Mets officials, gathered for planning meetings this week at the team's Florida complex, expected this result and had been plotting their offseason strategy to pursue starting pitching figuring Harvey would be unavailable.
"I think Matt came to this decision through the course of his rehab prior to commencing throwing in part because, No.1, he had quite a bit of time to think about it," Alderson said. "Perhaps his initial, more emotional response to the injury and his sort of adamant desire to rehab was reconsidered over time. ... After a period of time, he just decided based on all the information that he had that this was a more sort of reasoned approach to the injury.
"As far as we're concerned at the team level, I think we always assumed that at some point Matt would reach this conclusion. ... So this doesn't really change our planning at all, but it does provide some clarity, of course, that we didn't have."
Alderson described the success rate for Tommy John surgery as 85 to 90 percent -- among the more reliable procedures pitchers undergo.

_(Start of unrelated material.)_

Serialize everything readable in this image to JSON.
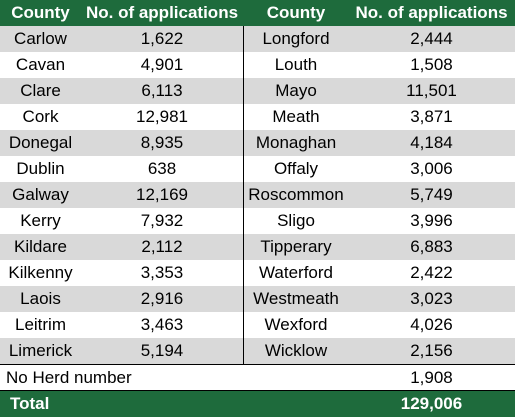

Despite the organization's prevailing belief that Harvey ultimately would commit to surgery, manager Terry Collins said he was a "little surprised" the All-Star would miss next season. Collins based his belief on how adamant Harvey was for weeks about overcoming the ligament tear without surgery.
"This guy has got some kind of demeanor about himself to where he said, 'Listen, I'm going to get through this,'" Collins said. "I have not talked to him, but we all think, obviously, it's going to be the best thing for everybody and this guy is going to come back in 2015. He's going to be, what, 16 months out of surgery? And that's going to be great, because we know he's going to be 100 percent when he walks back out on that mound."
They likely will need to acquire two starting pitchers this offseason -- one who is capable of logging 200 innings and a fifth-starter type to compete with prospects Rafael Montero, Jacob deGrom and Noah Syndergaard. The Mets had veterans Daisuke Matsuzaka and Aaron Harang audition with the club late this season, so re-signing one for the latter role is plausible.
Alderson said he would prefer letting all three prospects open next season in the minors, which would necessitate two external additions. He noted that opening the season with a rookie in the rotation would have a ripple effect of lessening the available reinforcements as the season progresses.
"It's a possibility," Alderson said about breaking camp with a prospect in the rotation. "I don't think it's the kind of scenario that we would prefer. If you look over the last couple of years, we've tended to bring guys up in the middle of the season after pitching more extensively at Triple-A, but we'll just have to see.
"Rafael Montero spent a lot of time in Triple-A last year -- deGrom as well. Syndergaard is probably a little behind them just in terms of his experience at the upper levels. But it's conceivable. The problem with it is that we limit our depth behind the individual."
Added Collins: "I would certainly think we'll probably bring somebody in. Now will it be Dice-K? Will it be Harang? Is it going to be Doc (Roy) Halladay? I have no idea. I can't tell you who it would be, unless you're willing to give one of those kids a chance. And I don't know where that mindset is, either."
Collins believes the prospects could contribute if asked.
"You know what? I'm not afraid of them. I know that," Collins said. "From all that I've heard, I'm not afraid of giving them a shot."
Harvey went 9-5 with a 2.27 ERA in 26 starts this past season, striking out 191 hitters in 178 1/3 innings while allowing 135 hits in his first full season with the team. His WHIP was 0.931.